Мужики слушали молча, сосредоточенно, взвешивая каждое слово.
Помещик говорил еще что-то, подъезжал и так и этак, но все, как горох о стену, ни у одного мужика язык не развязался, все как воды в рот набрали, только поддакивали, скребли затылки да многозначительно переглядывались. Наконец, помещик, видя, что ему не сломить этого настороженного недоверия, вызвал с другой половины ксендза, и они ушли вместе, провожаемые толпой до самых ворот.
Лишь после их ухода мужики стали вслух дивиться и строить догадки.
— Ну-ну! Чтобы сам пан пришел на мужицкие похороны!
— Нужны мы ему, вот он и подъезжает! — сказал Плошка.
— А разве он не мог прийти просто по доброте сердечной? — вступился Клемб.
— Лет тебе немало, а ума не прибавилось! Когда же это бывало, чтобы помещики приходили к мужикам по дружбе, а?
— Тут что-то есть!

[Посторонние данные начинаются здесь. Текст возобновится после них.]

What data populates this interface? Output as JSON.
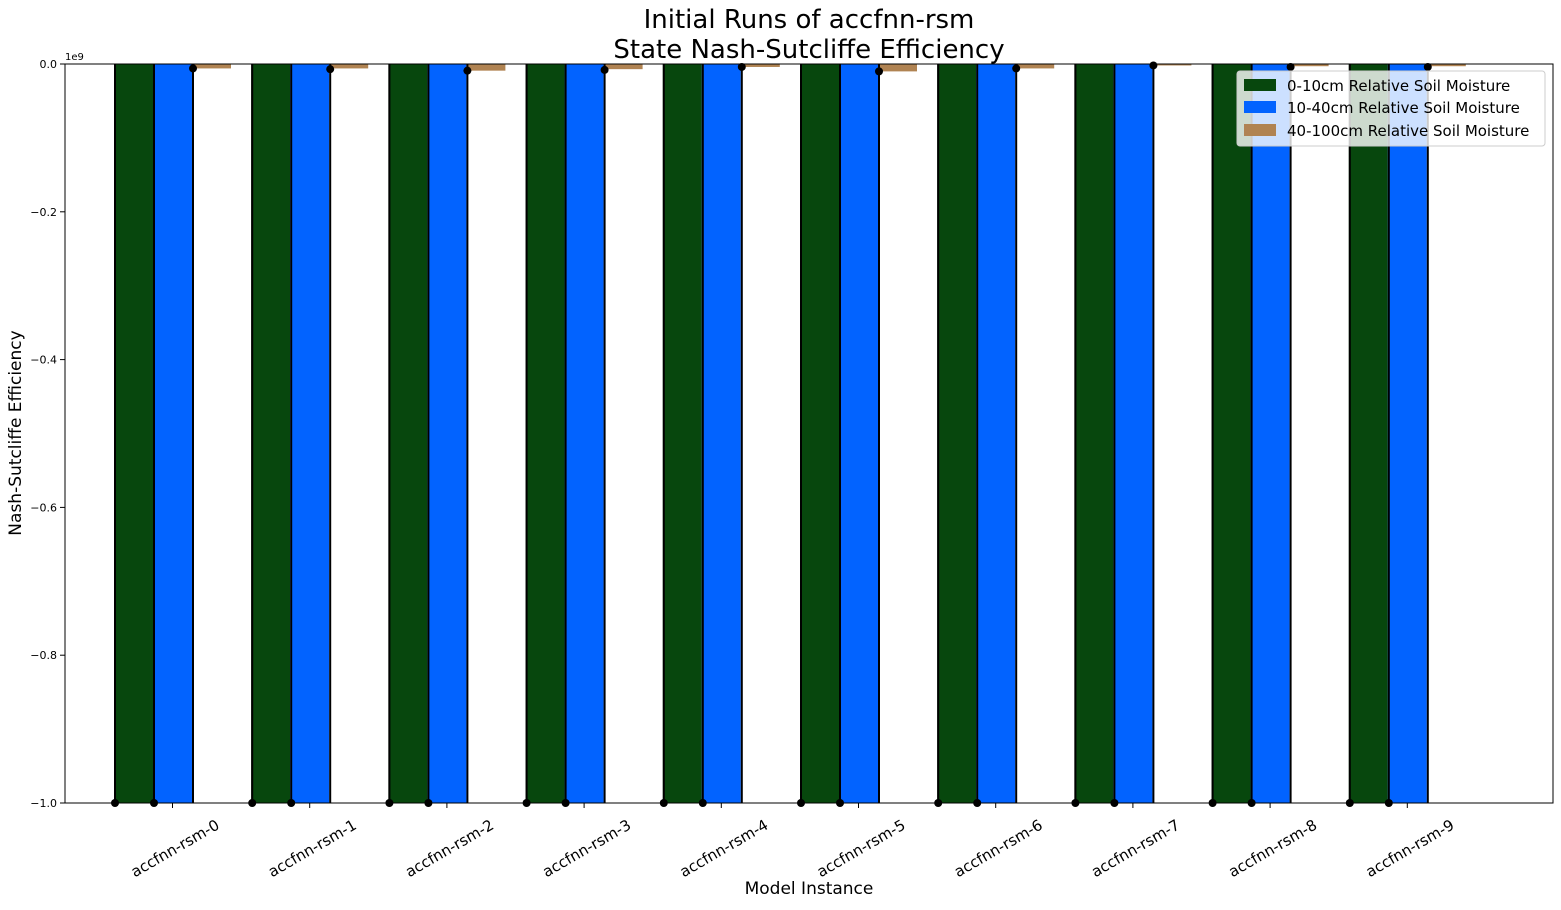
{
  "chart_data": {
    "type": "bar",
    "title_lines": [
      "Initial Runs of accfnn-rsm",
      "State Nash-Sutcliffe Efficiency"
    ],
    "xlabel": "Model Instance",
    "ylabel": "Nash-Sutcliffe Efficiency",
    "y_offset_label": "1e9",
    "y_scale": 1000000000,
    "ylim": [
      -1.0,
      0.0
    ],
    "yticks": [
      0.0,
      -0.2,
      -0.4,
      -0.6,
      -0.8,
      -1.0
    ],
    "ytick_labels": [
      "0.0",
      "−0.2",
      "−0.4",
      "−0.6",
      "−0.8",
      "−1.0"
    ],
    "grid": false,
    "legend_position": "top-right",
    "categories": [
      "accfnn-rsm-0",
      "accfnn-rsm-1",
      "accfnn-rsm-2",
      "accfnn-rsm-3",
      "accfnn-rsm-4",
      "accfnn-rsm-5",
      "accfnn-rsm-6",
      "accfnn-rsm-7",
      "accfnn-rsm-8",
      "accfnn-rsm-9"
    ],
    "series": [
      {
        "name": "0-10cm Relative Soil Moisture",
        "color": "#07470d",
        "values": [
          -1.0,
          -1.0,
          -1.0,
          -1.0,
          -1.0,
          -1.0,
          -1.0,
          -1.0,
          -1.0,
          -1.0
        ],
        "means": [
          -1.0,
          -1.0,
          -1.0,
          -1.0,
          -1.0,
          -1.0,
          -1.0,
          -1.0,
          -1.0,
          -1.0
        ]
      },
      {
        "name": "10-40cm Relative Soil Moisture",
        "color": "#0263ff",
        "values": [
          -1.0,
          -1.0,
          -1.0,
          -1.0,
          -1.0,
          -1.0,
          -1.0,
          -1.0,
          -1.0,
          -1.0
        ],
        "means": [
          -1.0,
          -1.0,
          -1.0,
          -1.0,
          -1.0,
          -1.0,
          -1.0,
          -1.0,
          -1.0,
          -1.0
        ]
      },
      {
        "name": "40-100cm Relative Soil Moisture",
        "color": "#b08352",
        "values": [
          -0.006,
          -0.006,
          -0.009,
          -0.007,
          -0.004,
          -0.01,
          -0.006,
          -0.002,
          -0.003,
          -0.003
        ],
        "means": [
          -0.006,
          -0.007,
          -0.009,
          -0.008,
          -0.004,
          -0.01,
          -0.006,
          -0.002,
          -0.004,
          -0.004
        ]
      }
    ]
  }
}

Недаром он хочет мириться!
— Ему эта мировая нужнее, чем нам!
— А мы можем еще подождать! — сказал пьяный Сикора.
— Вы-то можете, да другие не могут! — с сердцем крикнул Гжеля, брат войта.
Уже начиналась ссора, один говорил одно, другой — другое, третий спорил с обоими, а остальные просто галдели.
— Пускай отдаст нам лес и землю, тогда помиримся!
— Не надо мириться, вот новые наделы начнут раздавать — так все наше будет! Пускай он, сукин сын, с сумой по миру пойдет за нашу обиду!
— Долги его душат, так он к мужикам за помощью пришел.
— А в былое время он одно знал: "С дороги, хам, если не хочешь батогов!"
— Говорю вам, не верьте панам, каждый из них готов продать мужика! — кричал кто-то, захмелевший сильнее других.
— Послушайте-ка, хозяева, мой разумный совет! — вмешался кузнец. — Коли помещик хочет мириться, так соглашайтесь и берите, что дают, нечего дожидаться с вербы груш!
Встал брат войта, Гжеля.
— Святую правду сказал кузнец! Пошли в корчму, там все и обсудим!
— А я угощаю всю компанию! — весело добавил кузнец.
И они гурьбой вышли на улицу.
Уже начинало смеркаться, скот шел с пастбищ, и по всей деревне неслось мычанье, крики гусей, пискливые трели дудок, песни и крики детей.
А мужики, не слушая протестов и брани жен, пошли в корчму. Один Сикора немного отстал, — брел, хватаясь за плетни, и все что-то бормотал.
У Борын, когда убрали после гостей и наступил темный вечер, стало удивительно пусто и уныло.
Ягуся металась в своей комнате, как птица в клетке, и часто бегала на Ганкину половину, но, видя, что все очень утомлены и расстроены, уходила, не сказав ни слова.
В избе было тихо, как в могиле, и, когда управились с домашней работой и поужинали, никто не спешил уйти из комнаты, хотя всех клонило ко сну. Сидели у печи, смотрели в огонь и тревожно прислушивались к каждому шороху.
Вечер был спокойный, только порой налетал ветер, и тогда шумели деревья, потрескивали плетни, дребезжали стекла. По временам Лапа ворчал, грозно ощетинившись, а там опять в гробовой тишине тянулись нескончаемо долгие часы. Они сидели, и все сильнее пробирал их страх, то и дело кто-нибудь крестился и дрожащими губами шептал молитву. Всем чудилось, что кто-то ходит на чердаке, и оттого скрипят балки, что кто-то подслушивает под дверью, заглядывает в окна и трется о стены, дергает щеколду у двери и потом, тяжело ступая, обходит избу.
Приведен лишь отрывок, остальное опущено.